Megapath’s New Speed Test Plus Is a Valuable Free Tool for VoIP Users

Every serious VoIP user has at one time or another tested his or her downstream and upstream bandwidth to see if there’s a problem. Sometimes (though rarely at today’s typical broadband speeds), a bottleneck large enough to affect voice conversations is pinpointed through such a test.

But several other internet connectivity factors can have an impact on VoIP quality. Megapath, one of the major independent internet service providers in the U.S., has updated its popular internet speed Speed Test applet (which it acquired when it acquired internet service provider Speakeasy from Best Buy two years ago) to measure them.

For VoIPsters, Megapath’s Speed Test Plus is a very useful web tool to bookmark.

The free service utilizes one of Megapath’s eight U.S. network centers, and automatically attempts to route the tester to the closest (this can be overridden by the user). The centers are in Atlanta, Chicago, Dallas, Los Angeles, New York, San Francisco, Seattle and Washington, D.C.

The user begins the test by choosing whether from a business or residential end point, though after several tests it does not appear that the end result is affected by this choice.

Besides basic download and upload speeds, Megapath’s expanded Speed Test Plus measures three other factors that can affect the quality of a VoIP call. These are:

Packet Loss – The percentage of data packets that do not reach their destination, which causes voice calls to sound choppy;

Latency – The time, in milliseconds, it takes for a data packet to make its way to and from a remote end point. Latency causes periods of silence on VoIP calls, often resulting in the parties talking over one another.

Jitter – Variations, in milliseconds, of latency over time between two end points. When high jitter values exist, voice packets may be transmitted out of order, resulting in echoes and talk-over.

At the end of the tests, which can take a couple of minutes, the user is provided a “Mean Opinion Score (MOS)” that predicts the typical quality of a VoIP call over the tested connection.


  1. Dsmith says:

    You can also test upload speed, download speed, firewall, SIP, jitter and packet loss at:

  2. Felix Rabinovich says:

    The deficiency of all these tests is that you need to run them from a computer. Unless I am using a softphone, I am *not* making calls from the computer. I might have some QoS rules that prioritize voice traffic. In fact, I probably want to measure voice quality in an environment where some upload activity goes on.

    In short, unless I can run it from command line on a router or PBX box, it will give only a very coarse approximation of MOS.

  3. Ole Juul says:

    I just tried in three different browsers on two machines.
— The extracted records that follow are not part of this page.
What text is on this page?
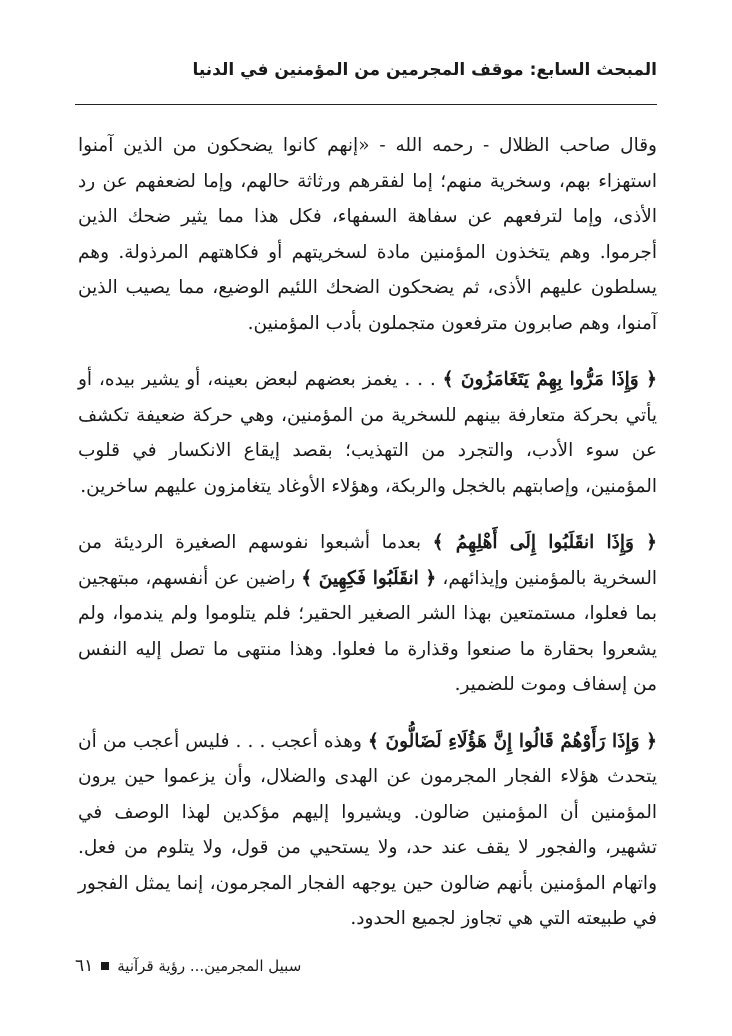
المبحث السابع: موقف المجرمين من المؤمنين في الدنيا

وقال صاحب الظلال - رحمه الله - «إنهم كانوا يضحكون من الذين آمنوا استهزاء بهم، وسخرية منهم؛ إما لفقرهم ورثاثة حالهم، وإما لضعفهم عن رد الأذى، وإما لترفعهم عن سفاهة السفهاء، فكل هذا مما يثير ضحك الذين أجرموا. وهم يتخذون المؤمنين مادة لسخريتهم أو فكاهتهم المرذولة. وهم يسلطون عليهم الأذى، ثم يضحكون الضحك اللئيم الوضيع، مما يصيب الذين آمنوا، وهم صابرون مترفعون متجملون بأدب المؤمنين.

﴿ وَإِذَا مَرُّوا بِهِمْ يَتَغَامَزُونَ ﴾ . . . يغمز بعضهم لبعض بعينه، أو يشير بيده، أو يأتي بحركة متعارفة بينهم للسخرية من المؤمنين، وهي حركة ضعيفة تكشف عن سوء الأدب، والتجرد من التهذيب؛ بقصد إيقاع الانكسار في قلوب المؤمنين، وإصابتهم بالخجل والربكة، وهؤلاء الأوغاد يتغامزون عليهم ساخرين.

﴿ وَإِذَا انقَلَبُوا إِلَى أَهْلِهِمُ ﴾ بعدما أشبعوا نفوسهم الصغيرة الرديئة من السخرية بالمؤمنين وإيذائهم، ﴿ انقَلَبُوا فَكِهِينَ ﴾ راضين عن أنفسهم، مبتهجين بما فعلوا، مستمتعين بهذا الشر الصغير الحقير؛ فلم يتلوموا ولم يندموا، ولم يشعروا بحقارة ما صنعوا وقذارة ما فعلوا. وهذا منتهى ما تصل إليه النفس من إسفاف وموت للضمير.

﴿ وَإِذَا رَأَوْهُمْ قَالُوا إِنَّ هَؤُلَاءِ لَضَالُّونَ ﴾ وهذه أعجب . . . فليس أعجب من أن يتحدث هؤلاء الفجار المجرمون عن الهدى والضلال، وأن يزعموا حين يرون المؤمنين أن المؤمنين ضالون. ويشيروا إليهم مؤكدين لهذا الوصف في تشهير، والفجور لا يقف عند حد، ولا يستحيي من قول، ولا يتلوم من فعل. واتهام المؤمنين بأنهم ضالون حين يوجهه الفجار المجرمون، إنما يمثل الفجور في طبيعته التي هي تجاوز لجميع الحدود.

سبيل المجرمين... رؤية قرآنية
٦١
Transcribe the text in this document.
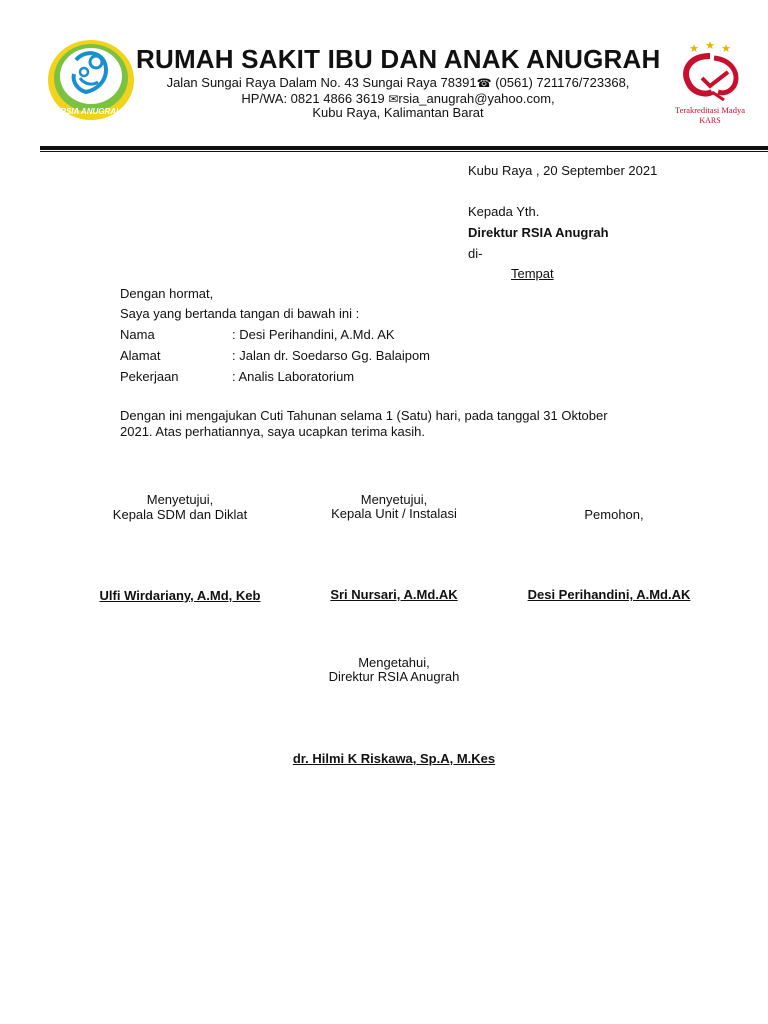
RSIA ANUGRAH
RUMAH SAKIT IBU DAN ANAK ANUGRAH
Jalan Sungai Raya Dalam No. 43 Sungai Raya 78391☎ (0561) 721176/723368,
HP/WA: 0821 4866 3619 ✉rsia_anugrah@yahoo.com,
Kubu Raya, Kalimantan Barat
★ ★ ★
Terakreditasi Madya
KARS
Kubu Raya , 20 September 2021
Kepada Yth.
Direktur RSIA Anugrah
di-
Tempat
Dengan hormat,
Saya yang bertanda tangan di bawah ini :
Nama	: Desi Perihandini, A.Md. AK
Alamat	: Jalan dr. Soedarso Gg. Balaipom
Pekerjaan	: Analis Laboratorium
Dengan ini mengajukan Cuti Tahunan selama 1 (Satu) hari, pada tanggal 31 Oktober
2021. Atas perhatiannya, saya ucapkan terima kasih.
Menyetujui,
Kepala SDM dan Diklat
Ulfi Wirdariany, A.Md, Keb
Menyetujui,
Kepala Unit / Instalasi
Sri Nursari, A.Md.AK
Pemohon,
Desi Perihandini, A.Md.AK
Mengetahui,
Direktur RSIA Anugrah
dr. Hilmi K Riskawa, Sp.A, M.Kes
Perhaps this is only for MS-Windows users, but otherwise it looks like they’ve got a bit to go yet.

  4. henry says:

    Another deficiency is that you’re only testing your voice quality at one point in time. It’s much better to run tests continually so you can get a sense of how your voice quality changes throughout the day/week.

    There are some tools that do this for you. AppNeta has a very good solution although it’s pretty expensive. VoIP Spear is cheaper and offers a simple solution. It’s not quite as accurate because it uses ICMP rather than UDP, however it’s pretty reliable in practice.